La formation continue pourrait comporter une composante «participation des parents et éducateurs» afin que ces derniers puissent s'impliquer dans le projet éducatif de l'école, prendre conscience de la multiplicité des facteurs qui interviennent dans l'apprentissage de leurs enfants et être ainsi partie prenante dans l'éducation de leurs enfants en dehors de a sphère familiale.
La formation continue devrait également servir de forum de discussion interprofessionnelle, raison pour laquelle il serait souhaitable qu'elle associe d'autres acteurs de l'éducation qui participent au processus éducatif et qu'elle tienne compte de la possibilité d'impliquer différentes écoles dans un processus pus global.
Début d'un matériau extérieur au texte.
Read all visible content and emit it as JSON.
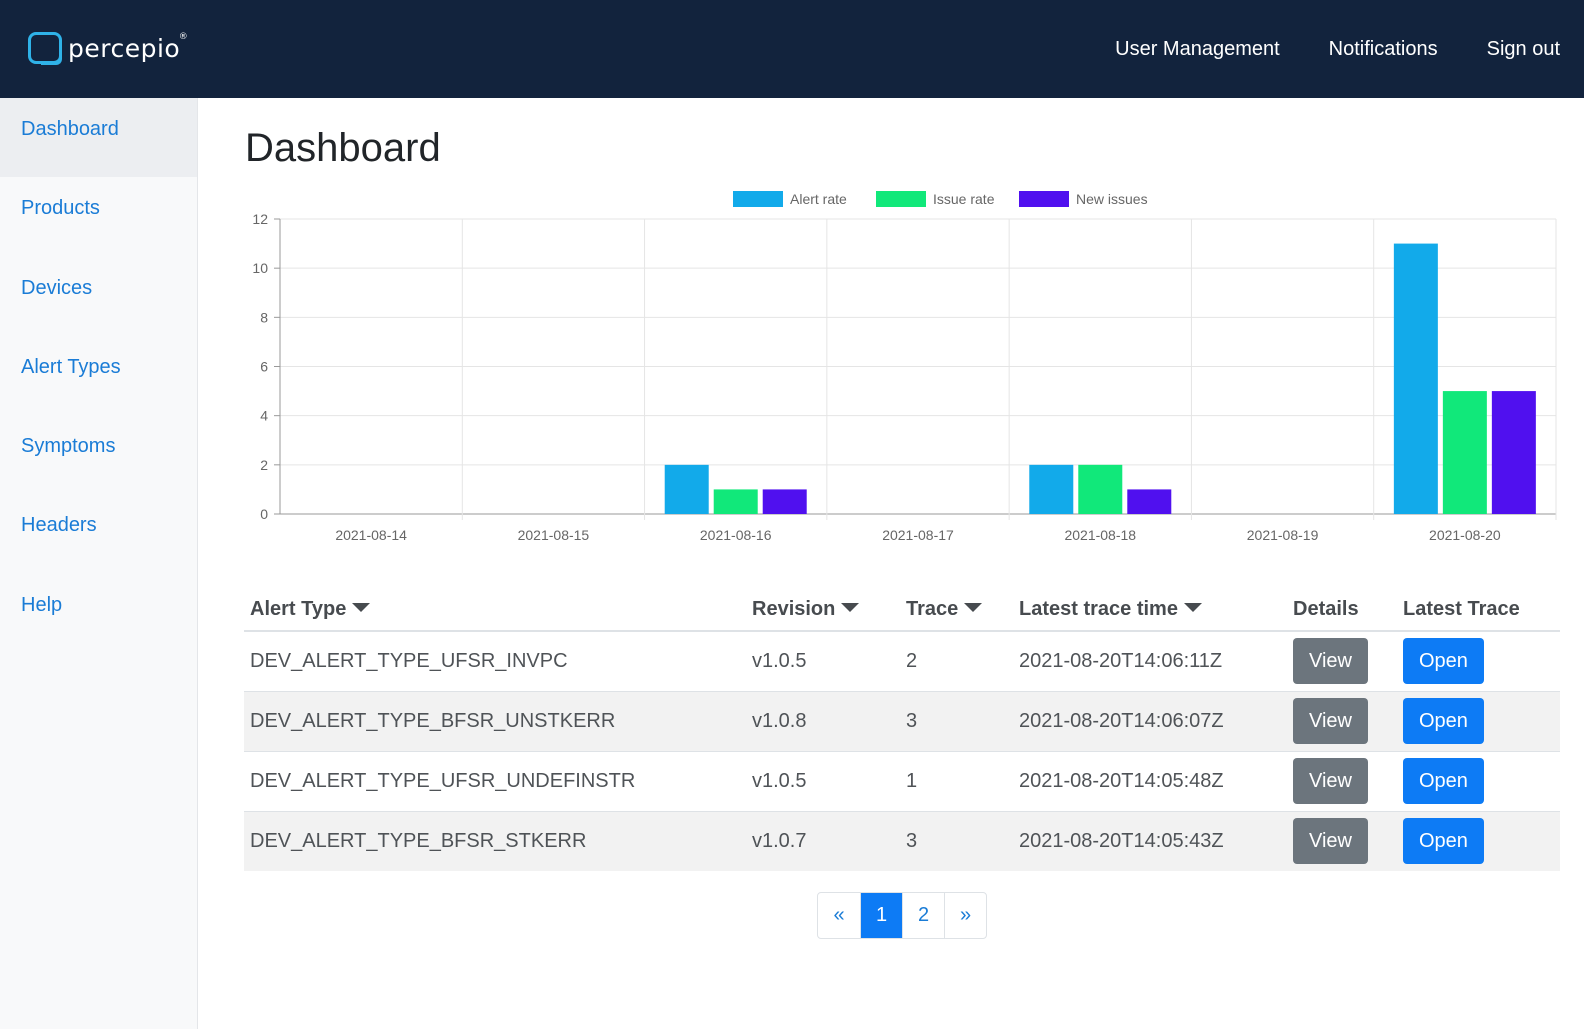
{
  "app": {
    "logo_text": "percepio",
    "logo_mark": "®"
  },
  "topnav": {
    "user_management": "User Management",
    "notifications": "Notifications",
    "sign_out": "Sign out"
  },
  "sidebar": {
    "items": [
      {
        "label": "Dashboard"
      },
      {
        "label": "Products"
      },
      {
        "label": "Devices"
      },
      {
        "label": "Alert Types"
      },
      {
        "label": "Symptoms"
      },
      {
        "label": "Headers"
      },
      {
        "label": "Help"
      }
    ]
  },
  "page": {
    "title": "Dashboard"
  },
  "chart_data": {
    "type": "bar",
    "categories": [
      "2021-08-14",
      "2021-08-15",
      "2021-08-16",
      "2021-08-17",
      "2021-08-18",
      "2021-08-19",
      "2021-08-20"
    ],
    "series": [
      {
        "name": "Alert rate",
        "color": "#12aaea",
        "values": [
          0,
          0,
          2,
          0,
          2,
          0,
          11
        ]
      },
      {
        "name": "Issue rate",
        "color": "#11e87a",
        "values": [
          0,
          0,
          1,
          0,
          2,
          0,
          5
        ]
      },
      {
        "name": "New issues",
        "color": "#5010ef",
        "values": [
          0,
          0,
          1,
          0,
          1,
          0,
          5
        ]
      }
    ],
    "yticks": [
      0,
      2,
      4,
      6,
      8,
      10,
      12
    ],
    "ylim": [
      0,
      12
    ],
    "legend": "top-center",
    "grid": true
  },
  "table": {
    "headers": {
      "alert_type": "Alert Type",
      "revision": "Revision",
      "trace": "Trace",
      "latest_trace_time": "Latest trace time",
      "details": "Details",
      "latest_trace": "Latest Trace"
    },
    "rows": [
      {
        "alert_type": "DEV_ALERT_TYPE_UFSR_INVPC",
        "revision": "v1.0.5",
        "trace": "2",
        "time": "2021-08-20T14:06:11Z",
        "view": "View",
        "open": "Open"
      },
      {
        "alert_type": "DEV_ALERT_TYPE_BFSR_UNSTKERR",
        "revision": "v1.0.8",
        "trace": "3",
        "time": "2021-08-20T14:06:07Z",
        "view": "View",
        "open": "Open"
      },
      {
        "alert_type": "DEV_ALERT_TYPE_UFSR_UNDEFINSTR",
        "revision": "v1.0.5",
        "trace": "1",
        "time": "2021-08-20T14:05:48Z",
        "view": "View",
        "open": "Open"
      },
      {
        "alert_type": "DEV_ALERT_TYPE_BFSR_STKERR",
        "revision": "v1.0.7",
        "trace": "3",
        "time": "2021-08-20T14:05:43Z",
        "view": "View",
        "open": "Open"
      }
    ]
  },
  "pagination": {
    "prev": "«",
    "pages": [
      "1",
      "2"
    ],
    "next": "»",
    "current": "1"
  }
}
Enfin, les programmes européens devraient stimuler l'échange d'expériences et d'informations entre les écoles de pays différents mais qui sont confrontés à des réalités similaires. L'échange d'expériences entre écoles de pays d'accueil et écoles de pays d'origine des migrants serait par exemple une bonne idée pour comprendre les difficultés des enfants et des jeunes de cette catégorie de la population et trouver des stratégies permettant de surmonter des difficultés évidentes. D'ailleurs, le cadre de la stratégie de Lisbonne est à même d'encourager, notamment grâce aux congés pour études, la mobilité des enseignants dans les pays de l'Union, comme porteuse d'expériences et d'innovation pour améliorer la formation tout au long de la vie.
Enfin, il faut identifier des indicateurs d'éducation adéquats et reconnus dans l'ensemble des pays de l'Union pour évaluer les acquis et fait progresser les systèmes éducatifs vers l'objectif conjoint d'amélioration de la qualification et de la cohésion sociale.